A credit score is a numerical representation of an individual’s financial reliability, influencing access to various financial products and services. This three-digit number summarizes your borrowing and repayment history, providing lenders with a quick assessment of your creditworthiness.

Credit Score Basics

Credit scores are numerical summaries of an individual’s credit risk, used by lenders to assess the likelihood of debt repayment. These scores are derived from credit reports compiled by major credit bureaus like Experian, Equifax, and TransUnion. The most widely used models, FICO Score and VantageScore, typically range from 300 to 850. A higher score indicates lower risk, potentially leading to more favorable borrowing terms. These models analyze various aspects of your credit history to produce a comprehensive score.

The 690 Score Defined

A credit score of 690 generally falls into the “Good” category across common scoring models. For instance, the FICO Score model classifies scores between 670 and 739 as “Good.” Similarly, VantageScore considers scores from 661 to 780 as “Good” or “Prime.” This places a 690 score slightly below the national average FICO Score, which was 715 as of April 2025.

Lenders typically view individuals with a 690 credit score as acceptable borrowers, indicating a history of responsible credit management. While it demonstrates a solid foundation of credit behavior, it is not within the “Very Good” or “Exceptional” tiers that often unlock the absolute best interest rates and terms. Approximately 21% of U.S. consumers had a FICO Score in the “Good” range as of Q3 2024.

Accessing Credit with a 690 Score

With a 690 credit score, individuals typically find a broad range of financial products accessible. For mortgage loans, a 690 score qualifies you for conventional loans, often requiring a minimum score of 620 to 660, and is above the FHA loan threshold. However, interest rates may be slightly higher than for scores in the 740+ range; for example, a 690 score might see a mortgage rate of around 7.555% compared to 7.449% for scores between 700-759.

For auto loans, a 690 credit score generally secures competitive rates, though not the lowest. In Q1 2025, buyers with a 690 score received average interest rates of about 6.7% for new cars and 9.06% for used cars, compared to around 5.18% for new cars for scores above 780. Personal loans are typically approved with a 690 score, with average rates around 14.48% in 2024, though rates vary by lender.

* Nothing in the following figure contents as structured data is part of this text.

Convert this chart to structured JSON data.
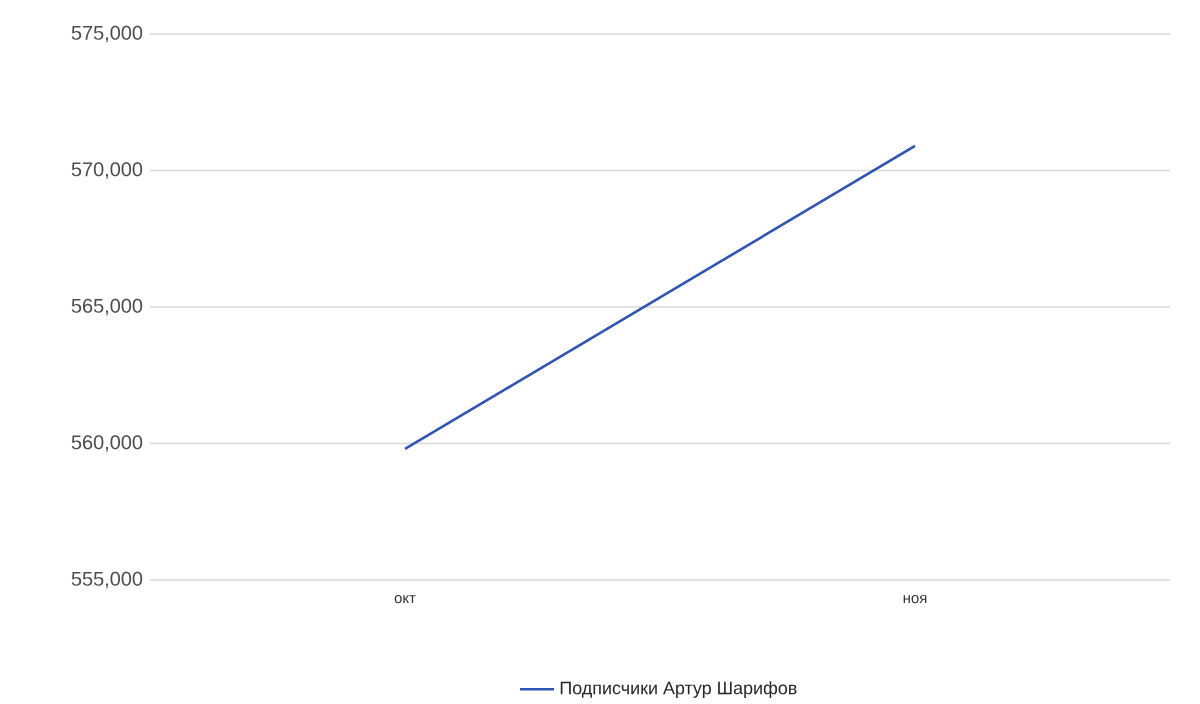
{
  "chart_data": {
    "type": "line",
    "categories": [
      "окт",
      "ноя"
    ],
    "series": [
      {
        "name": "Подписчики Артур Шарифов",
        "color": "#2f54b3",
        "values": [
          559800,
          570900
        ]
      }
    ],
    "ylim": [
      555000,
      575000
    ],
    "yticks": [
      {
        "value": 555000,
        "label": "555,000"
      },
      {
        "value": 560000,
        "label": "560,000"
      },
      {
        "value": 565000,
        "label": "565,000"
      },
      {
        "value": 570000,
        "label": "570,000"
      },
      {
        "value": 575000,
        "label": "575,000"
      }
    ],
    "grid": "y",
    "legend": "bottom",
    "marker": "none",
    "line_style": "solid"
  }
}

Credit cards are widely available, including many rewards and cashback options. While premium travel cards might be less accessible, many attractive products are within reach. Beyond traditional lending, a credit score influences other financial aspects. Landlords often consider credit scores for rental applications, with a score above 670 generally seen as favorable, potentially leading to easier approval. Insurance providers may also use credit-based scores to determine premiums, with higher scores often correlating with lower rates.

What Shapes Your Credit Score

Your credit score is influenced by several key categories of information from your credit report. Payment history holds the most weight, accounting for approximately 35% of your FICO Score. This assesses whether bills are paid on time and consistently.

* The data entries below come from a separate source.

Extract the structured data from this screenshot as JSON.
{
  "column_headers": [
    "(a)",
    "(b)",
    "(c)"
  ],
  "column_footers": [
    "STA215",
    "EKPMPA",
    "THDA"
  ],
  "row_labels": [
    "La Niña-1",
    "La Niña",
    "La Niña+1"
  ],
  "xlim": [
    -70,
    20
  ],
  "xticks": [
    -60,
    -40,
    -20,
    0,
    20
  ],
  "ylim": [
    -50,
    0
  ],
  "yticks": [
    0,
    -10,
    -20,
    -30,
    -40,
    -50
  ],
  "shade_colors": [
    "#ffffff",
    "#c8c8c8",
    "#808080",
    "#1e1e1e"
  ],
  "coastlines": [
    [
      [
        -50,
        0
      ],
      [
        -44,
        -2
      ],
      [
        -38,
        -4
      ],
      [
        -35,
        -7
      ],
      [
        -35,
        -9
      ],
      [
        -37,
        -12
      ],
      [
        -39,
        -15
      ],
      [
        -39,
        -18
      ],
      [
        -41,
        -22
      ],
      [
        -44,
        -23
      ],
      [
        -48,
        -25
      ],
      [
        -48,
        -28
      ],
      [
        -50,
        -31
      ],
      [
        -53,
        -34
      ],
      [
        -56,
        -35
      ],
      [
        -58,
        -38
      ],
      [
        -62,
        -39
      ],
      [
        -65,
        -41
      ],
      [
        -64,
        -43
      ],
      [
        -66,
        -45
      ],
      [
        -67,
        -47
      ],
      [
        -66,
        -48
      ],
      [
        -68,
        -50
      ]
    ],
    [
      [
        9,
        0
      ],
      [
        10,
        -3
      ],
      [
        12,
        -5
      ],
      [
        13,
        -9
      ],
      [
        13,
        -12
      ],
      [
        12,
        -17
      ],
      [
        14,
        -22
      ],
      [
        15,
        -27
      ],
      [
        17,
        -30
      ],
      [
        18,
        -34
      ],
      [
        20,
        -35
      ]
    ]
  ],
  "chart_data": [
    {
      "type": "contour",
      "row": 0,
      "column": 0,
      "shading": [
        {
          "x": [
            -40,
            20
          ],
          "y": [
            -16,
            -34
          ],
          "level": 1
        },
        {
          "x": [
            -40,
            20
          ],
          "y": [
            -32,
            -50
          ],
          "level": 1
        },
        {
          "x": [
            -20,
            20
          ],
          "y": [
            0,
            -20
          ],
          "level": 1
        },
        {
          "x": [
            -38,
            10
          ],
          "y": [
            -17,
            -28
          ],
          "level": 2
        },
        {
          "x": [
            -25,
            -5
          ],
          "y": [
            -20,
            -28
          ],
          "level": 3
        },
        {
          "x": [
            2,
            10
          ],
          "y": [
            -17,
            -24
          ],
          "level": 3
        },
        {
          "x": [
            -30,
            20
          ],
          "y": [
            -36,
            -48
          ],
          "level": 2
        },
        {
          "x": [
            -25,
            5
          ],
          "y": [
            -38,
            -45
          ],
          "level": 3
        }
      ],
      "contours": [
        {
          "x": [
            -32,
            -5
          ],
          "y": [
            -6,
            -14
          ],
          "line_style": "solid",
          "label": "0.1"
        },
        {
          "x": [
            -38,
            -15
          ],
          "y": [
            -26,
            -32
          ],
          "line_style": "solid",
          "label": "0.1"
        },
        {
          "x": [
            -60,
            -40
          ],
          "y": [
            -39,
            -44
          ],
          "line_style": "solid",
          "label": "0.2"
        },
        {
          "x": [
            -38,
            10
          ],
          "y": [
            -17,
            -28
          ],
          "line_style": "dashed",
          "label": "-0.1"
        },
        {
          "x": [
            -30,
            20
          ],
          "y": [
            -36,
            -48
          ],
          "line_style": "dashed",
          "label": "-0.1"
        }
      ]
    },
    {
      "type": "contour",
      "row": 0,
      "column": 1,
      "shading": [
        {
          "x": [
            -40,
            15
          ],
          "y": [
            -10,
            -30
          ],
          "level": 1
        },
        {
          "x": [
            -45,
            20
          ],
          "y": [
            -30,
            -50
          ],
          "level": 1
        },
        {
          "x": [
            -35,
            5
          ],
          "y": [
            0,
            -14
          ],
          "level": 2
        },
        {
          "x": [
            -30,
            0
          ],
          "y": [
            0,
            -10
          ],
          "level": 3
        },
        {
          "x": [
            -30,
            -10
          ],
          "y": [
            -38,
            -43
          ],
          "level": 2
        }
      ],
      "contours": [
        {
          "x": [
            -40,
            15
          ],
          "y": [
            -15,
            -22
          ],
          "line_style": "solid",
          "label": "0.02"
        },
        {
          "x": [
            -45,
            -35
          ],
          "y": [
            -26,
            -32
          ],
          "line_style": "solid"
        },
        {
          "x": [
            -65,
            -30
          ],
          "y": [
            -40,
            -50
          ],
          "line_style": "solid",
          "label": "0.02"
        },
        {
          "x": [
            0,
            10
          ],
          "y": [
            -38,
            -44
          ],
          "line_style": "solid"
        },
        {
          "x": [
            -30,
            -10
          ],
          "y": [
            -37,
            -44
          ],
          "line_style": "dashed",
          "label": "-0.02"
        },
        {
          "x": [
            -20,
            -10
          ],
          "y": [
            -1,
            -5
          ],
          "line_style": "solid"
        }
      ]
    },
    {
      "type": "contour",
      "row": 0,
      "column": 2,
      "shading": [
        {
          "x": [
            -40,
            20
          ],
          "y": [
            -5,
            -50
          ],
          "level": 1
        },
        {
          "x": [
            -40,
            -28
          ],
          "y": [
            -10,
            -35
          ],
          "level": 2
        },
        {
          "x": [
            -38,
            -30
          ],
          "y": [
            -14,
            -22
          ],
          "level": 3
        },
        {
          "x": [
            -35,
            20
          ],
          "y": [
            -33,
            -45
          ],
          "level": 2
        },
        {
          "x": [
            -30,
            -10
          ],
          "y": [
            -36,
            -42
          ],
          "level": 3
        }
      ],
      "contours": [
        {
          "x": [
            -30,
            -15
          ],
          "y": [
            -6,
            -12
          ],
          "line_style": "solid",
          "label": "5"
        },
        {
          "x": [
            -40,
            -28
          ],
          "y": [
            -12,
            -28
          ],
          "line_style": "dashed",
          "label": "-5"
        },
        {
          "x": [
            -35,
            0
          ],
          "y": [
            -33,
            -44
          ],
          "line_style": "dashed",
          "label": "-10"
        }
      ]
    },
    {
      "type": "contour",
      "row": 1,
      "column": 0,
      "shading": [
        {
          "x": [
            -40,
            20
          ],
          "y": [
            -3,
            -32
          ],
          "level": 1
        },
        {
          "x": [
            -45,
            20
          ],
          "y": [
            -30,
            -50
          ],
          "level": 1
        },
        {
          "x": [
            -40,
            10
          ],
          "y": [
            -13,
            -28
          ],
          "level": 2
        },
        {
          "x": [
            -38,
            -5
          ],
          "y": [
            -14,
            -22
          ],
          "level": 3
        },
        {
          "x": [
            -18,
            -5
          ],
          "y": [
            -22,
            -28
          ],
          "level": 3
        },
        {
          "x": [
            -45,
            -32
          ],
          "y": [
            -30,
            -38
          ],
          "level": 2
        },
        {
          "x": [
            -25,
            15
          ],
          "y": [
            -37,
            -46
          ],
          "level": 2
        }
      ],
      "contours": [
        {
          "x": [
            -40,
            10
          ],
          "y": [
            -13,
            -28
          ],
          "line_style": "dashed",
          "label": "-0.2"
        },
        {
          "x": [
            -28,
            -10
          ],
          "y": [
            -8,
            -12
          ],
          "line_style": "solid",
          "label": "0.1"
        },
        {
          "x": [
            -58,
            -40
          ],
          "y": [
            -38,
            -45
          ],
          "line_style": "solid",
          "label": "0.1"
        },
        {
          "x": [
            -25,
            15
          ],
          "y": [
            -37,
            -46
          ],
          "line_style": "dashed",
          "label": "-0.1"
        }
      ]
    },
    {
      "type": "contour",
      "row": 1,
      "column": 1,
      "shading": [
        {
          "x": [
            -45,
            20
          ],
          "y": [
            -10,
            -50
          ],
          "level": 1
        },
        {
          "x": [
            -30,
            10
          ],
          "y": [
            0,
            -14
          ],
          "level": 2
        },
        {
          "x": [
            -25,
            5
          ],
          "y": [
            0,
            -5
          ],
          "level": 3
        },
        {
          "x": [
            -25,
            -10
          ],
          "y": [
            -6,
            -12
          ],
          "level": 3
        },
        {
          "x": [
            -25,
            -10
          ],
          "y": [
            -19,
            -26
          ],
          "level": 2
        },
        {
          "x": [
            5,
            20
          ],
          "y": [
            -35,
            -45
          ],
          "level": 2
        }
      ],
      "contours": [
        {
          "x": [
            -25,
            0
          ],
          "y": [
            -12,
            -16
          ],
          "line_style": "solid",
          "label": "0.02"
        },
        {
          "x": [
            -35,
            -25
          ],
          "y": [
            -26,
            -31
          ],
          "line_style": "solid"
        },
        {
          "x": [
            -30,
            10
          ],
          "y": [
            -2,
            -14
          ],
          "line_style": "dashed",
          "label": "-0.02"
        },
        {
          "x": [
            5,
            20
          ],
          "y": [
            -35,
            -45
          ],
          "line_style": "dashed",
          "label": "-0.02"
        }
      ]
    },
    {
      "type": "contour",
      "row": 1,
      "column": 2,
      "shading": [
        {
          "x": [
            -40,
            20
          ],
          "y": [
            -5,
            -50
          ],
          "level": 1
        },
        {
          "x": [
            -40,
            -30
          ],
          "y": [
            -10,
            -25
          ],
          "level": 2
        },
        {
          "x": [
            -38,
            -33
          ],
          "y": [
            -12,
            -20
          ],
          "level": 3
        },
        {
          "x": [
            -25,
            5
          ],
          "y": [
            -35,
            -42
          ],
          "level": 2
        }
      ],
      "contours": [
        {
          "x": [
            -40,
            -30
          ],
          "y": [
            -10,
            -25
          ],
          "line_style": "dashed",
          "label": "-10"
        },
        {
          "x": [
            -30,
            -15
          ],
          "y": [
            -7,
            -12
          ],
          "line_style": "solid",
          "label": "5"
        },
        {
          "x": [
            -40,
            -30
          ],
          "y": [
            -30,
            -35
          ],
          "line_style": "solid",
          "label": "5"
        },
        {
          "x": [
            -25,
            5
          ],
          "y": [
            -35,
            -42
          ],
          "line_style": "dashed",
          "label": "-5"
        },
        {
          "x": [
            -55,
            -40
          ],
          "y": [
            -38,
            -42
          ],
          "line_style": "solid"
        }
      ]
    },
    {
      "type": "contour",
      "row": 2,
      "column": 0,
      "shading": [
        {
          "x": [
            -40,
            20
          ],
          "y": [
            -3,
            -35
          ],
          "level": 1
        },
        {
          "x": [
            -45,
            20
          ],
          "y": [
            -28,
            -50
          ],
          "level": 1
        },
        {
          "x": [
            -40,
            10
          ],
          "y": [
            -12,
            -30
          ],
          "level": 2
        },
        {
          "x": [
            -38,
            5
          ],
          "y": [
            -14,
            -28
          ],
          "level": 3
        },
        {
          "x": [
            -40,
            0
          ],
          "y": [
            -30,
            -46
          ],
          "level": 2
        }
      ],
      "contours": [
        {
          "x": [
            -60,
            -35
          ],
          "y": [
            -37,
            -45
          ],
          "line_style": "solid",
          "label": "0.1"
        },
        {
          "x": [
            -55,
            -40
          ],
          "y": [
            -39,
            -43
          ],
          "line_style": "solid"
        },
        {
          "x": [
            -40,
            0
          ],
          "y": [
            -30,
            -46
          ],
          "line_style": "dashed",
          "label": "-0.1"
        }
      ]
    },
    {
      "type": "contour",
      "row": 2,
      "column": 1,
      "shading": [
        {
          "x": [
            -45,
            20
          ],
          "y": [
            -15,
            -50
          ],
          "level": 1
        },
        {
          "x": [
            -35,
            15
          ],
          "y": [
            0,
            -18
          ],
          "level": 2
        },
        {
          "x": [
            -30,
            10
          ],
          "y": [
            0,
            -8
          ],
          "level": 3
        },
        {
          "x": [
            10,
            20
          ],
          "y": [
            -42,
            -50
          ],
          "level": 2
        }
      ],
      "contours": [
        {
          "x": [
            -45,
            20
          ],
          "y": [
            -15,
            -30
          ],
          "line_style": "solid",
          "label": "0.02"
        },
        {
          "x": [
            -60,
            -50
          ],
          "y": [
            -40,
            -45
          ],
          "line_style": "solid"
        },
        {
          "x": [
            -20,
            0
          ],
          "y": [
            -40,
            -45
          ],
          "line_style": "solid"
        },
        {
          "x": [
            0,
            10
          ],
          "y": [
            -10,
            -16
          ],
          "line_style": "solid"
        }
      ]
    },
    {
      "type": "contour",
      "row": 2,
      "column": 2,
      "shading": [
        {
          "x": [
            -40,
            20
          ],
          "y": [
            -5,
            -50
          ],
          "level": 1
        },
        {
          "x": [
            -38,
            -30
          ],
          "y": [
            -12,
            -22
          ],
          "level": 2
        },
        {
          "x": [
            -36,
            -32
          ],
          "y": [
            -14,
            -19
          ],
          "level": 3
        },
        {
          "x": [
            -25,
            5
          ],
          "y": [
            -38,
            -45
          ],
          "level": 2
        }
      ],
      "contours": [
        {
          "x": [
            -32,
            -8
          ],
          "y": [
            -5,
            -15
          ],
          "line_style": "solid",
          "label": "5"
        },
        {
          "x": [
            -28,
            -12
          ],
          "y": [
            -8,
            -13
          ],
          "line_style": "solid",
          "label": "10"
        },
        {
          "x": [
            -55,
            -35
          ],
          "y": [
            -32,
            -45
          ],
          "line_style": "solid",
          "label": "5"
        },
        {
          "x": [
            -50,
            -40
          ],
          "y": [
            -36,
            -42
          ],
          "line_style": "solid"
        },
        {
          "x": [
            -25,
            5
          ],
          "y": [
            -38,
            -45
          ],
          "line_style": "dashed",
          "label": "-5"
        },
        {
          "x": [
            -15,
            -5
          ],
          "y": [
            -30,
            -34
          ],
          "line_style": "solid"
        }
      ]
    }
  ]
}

Amounts owed, or credit utilization, is another significant factor, making up about 30% of the score. This considers total debt and the proportion of available credit used, with lower utilization being more favorable.

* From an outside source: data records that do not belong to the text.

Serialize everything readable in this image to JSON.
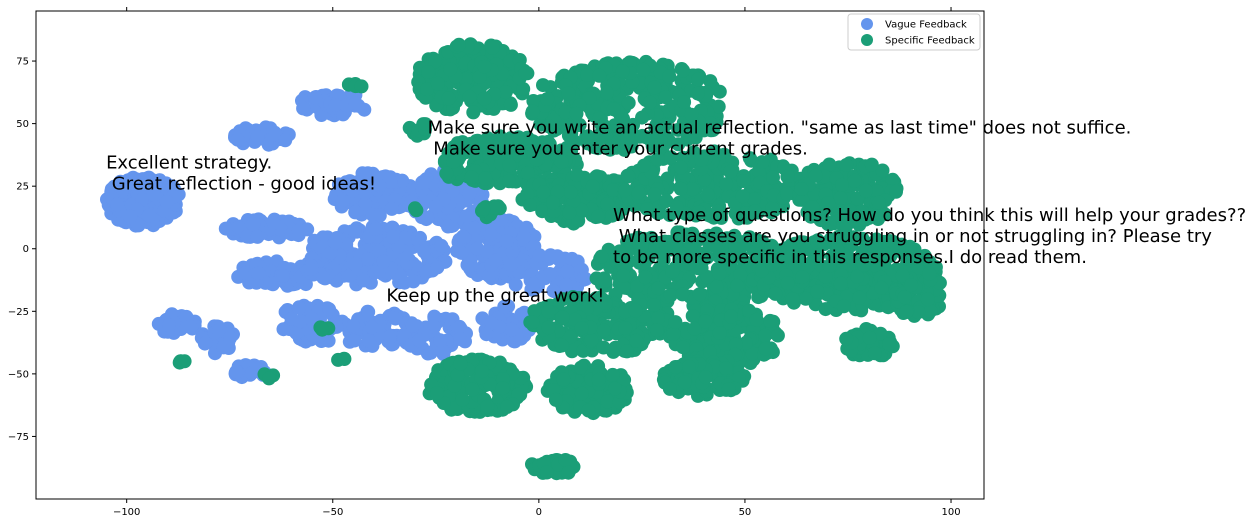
{
  "chart_data": {
    "type": "scatter",
    "title": "",
    "xlabel": "",
    "ylabel": "",
    "xlim": [
      -122,
      108
    ],
    "ylim": [
      -100,
      95
    ],
    "x_ticks": [
      -100,
      -50,
      0,
      50,
      100
    ],
    "x_tick_labels": [
      "−100",
      "−50",
      "0",
      "50",
      "100"
    ],
    "y_ticks": [
      -75,
      -50,
      -25,
      0,
      25,
      50,
      75
    ],
    "y_tick_labels": [
      "−75",
      "−50",
      "−25",
      "0",
      "25",
      "50",
      "75"
    ],
    "grid": false,
    "legend_position": "top-right",
    "series": [
      {
        "name": "Vague Feedback",
        "color": "#6495ed",
        "clusters": [
          {
            "cx": -96,
            "cy": 19,
            "rx": 9,
            "ry": 10,
            "n": 170
          },
          {
            "cx": -67,
            "cy": 45,
            "rx": 7,
            "ry": 4,
            "n": 40
          },
          {
            "cx": -50,
            "cy": 58,
            "rx": 9,
            "ry": 5,
            "n": 40
          },
          {
            "cx": -66,
            "cy": 8,
            "rx": 10,
            "ry": 4,
            "n": 55
          },
          {
            "cx": -40,
            "cy": 22,
            "rx": 10,
            "ry": 9,
            "n": 120
          },
          {
            "cx": -40,
            "cy": -3,
            "rx": 18,
            "ry": 12,
            "n": 220
          },
          {
            "cx": -62,
            "cy": -10,
            "rx": 12,
            "ry": 5,
            "n": 70
          },
          {
            "cx": -55,
            "cy": -30,
            "rx": 9,
            "ry": 8,
            "n": 55
          },
          {
            "cx": -40,
            "cy": -32,
            "rx": 10,
            "ry": 7,
            "n": 60
          },
          {
            "cx": -88,
            "cy": -30,
            "rx": 5,
            "ry": 4,
            "n": 30
          },
          {
            "cx": -78,
            "cy": -36,
            "rx": 4,
            "ry": 6,
            "n": 30
          },
          {
            "cx": -70,
            "cy": -49,
            "rx": 4,
            "ry": 3,
            "n": 25
          },
          {
            "cx": -22,
            "cy": 20,
            "rx": 9,
            "ry": 12,
            "n": 130
          },
          {
            "cx": -10,
            "cy": 0,
            "rx": 10,
            "ry": 12,
            "n": 140
          },
          {
            "cx": -25,
            "cy": -35,
            "rx": 8,
            "ry": 8,
            "n": 60
          },
          {
            "cx": -8,
            "cy": -30,
            "rx": 6,
            "ry": 8,
            "n": 50
          },
          {
            "cx": 2,
            "cy": -10,
            "rx": 10,
            "ry": 8,
            "n": 70
          }
        ]
      },
      {
        "name": "Specific Feedback",
        "color": "#1b9e77",
        "clusters": [
          {
            "cx": -16,
            "cy": 68,
            "rx": 14,
            "ry": 14,
            "n": 180
          },
          {
            "cx": 22,
            "cy": 57,
            "rx": 24,
            "ry": 18,
            "n": 300
          },
          {
            "cx": -8,
            "cy": 35,
            "rx": 18,
            "ry": 10,
            "n": 200
          },
          {
            "cx": 10,
            "cy": 20,
            "rx": 14,
            "ry": 10,
            "n": 160
          },
          {
            "cx": 42,
            "cy": 25,
            "rx": 22,
            "ry": 14,
            "n": 260
          },
          {
            "cx": 75,
            "cy": 22,
            "rx": 12,
            "ry": 14,
            "n": 160
          },
          {
            "cx": 38,
            "cy": -8,
            "rx": 25,
            "ry": 15,
            "n": 300
          },
          {
            "cx": 75,
            "cy": -10,
            "rx": 22,
            "ry": 15,
            "n": 260
          },
          {
            "cx": 92,
            "cy": -18,
            "rx": 6,
            "ry": 10,
            "n": 80
          },
          {
            "cx": 15,
            "cy": -30,
            "rx": 18,
            "ry": 12,
            "n": 220
          },
          {
            "cx": 45,
            "cy": -35,
            "rx": 14,
            "ry": 12,
            "n": 180
          },
          {
            "cx": -15,
            "cy": -55,
            "rx": 12,
            "ry": 11,
            "n": 180
          },
          {
            "cx": 12,
            "cy": -56,
            "rx": 10,
            "ry": 10,
            "n": 120
          },
          {
            "cx": 40,
            "cy": -52,
            "rx": 10,
            "ry": 7,
            "n": 90
          },
          {
            "cx": 4,
            "cy": -87,
            "rx": 6,
            "ry": 3,
            "n": 30
          },
          {
            "cx": 80,
            "cy": -38,
            "rx": 6,
            "ry": 6,
            "n": 40
          },
          {
            "cx": -45,
            "cy": 65,
            "rx": 2,
            "ry": 1,
            "n": 6
          },
          {
            "cx": -29,
            "cy": 48,
            "rx": 3,
            "ry": 3,
            "n": 10
          },
          {
            "cx": -47,
            "cy": -44,
            "rx": 2,
            "ry": 1,
            "n": 3
          },
          {
            "cx": -87,
            "cy": -45,
            "rx": 2,
            "ry": 1,
            "n": 4
          },
          {
            "cx": -66,
            "cy": -51,
            "rx": 2,
            "ry": 1,
            "n": 4
          },
          {
            "cx": -53,
            "cy": -32,
            "rx": 2,
            "ry": 1,
            "n": 4
          },
          {
            "cx": -30,
            "cy": 16,
            "rx": 1,
            "ry": 1,
            "n": 2
          },
          {
            "cx": -12,
            "cy": 15,
            "rx": 3,
            "ry": 3,
            "n": 10
          }
        ]
      }
    ],
    "annotations": [
      {
        "x": -105,
        "y": 32,
        "lines": [
          "Excellent strategy.",
          "  Great reflection - good ideas!"
        ]
      },
      {
        "x": -27,
        "y": 46,
        "lines": [
          "Make sure you write an actual reflection. \"same as last time\" does not suffice.",
          " Make sure you enter your current grades."
        ]
      },
      {
        "x": 18,
        "y": 11,
        "lines": [
          "What type of questions? How do you think this will help your grades??",
          " What classes are you struggling in or not struggling in? Please try",
          "to be more specific in this responses.I do read them."
        ]
      },
      {
        "x": -37,
        "y": -21,
        "lines": [
          "Keep up the great work!"
        ]
      }
    ]
  }
}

The length of your credit history contributes around 15% to your score, reflecting how long accounts have been open and their average age. A longer history of responsible credit use is seen positively. New credit, including recent applications, impacts about 10% of the score. While inquiries can temporarily lower a score, this impact is usually short-lived.

Finally, your credit mix, the variety of credit types like installment and revolving credit, accounts for the remaining 10%. Demonstrating responsible management across different credit products can positively influence this component.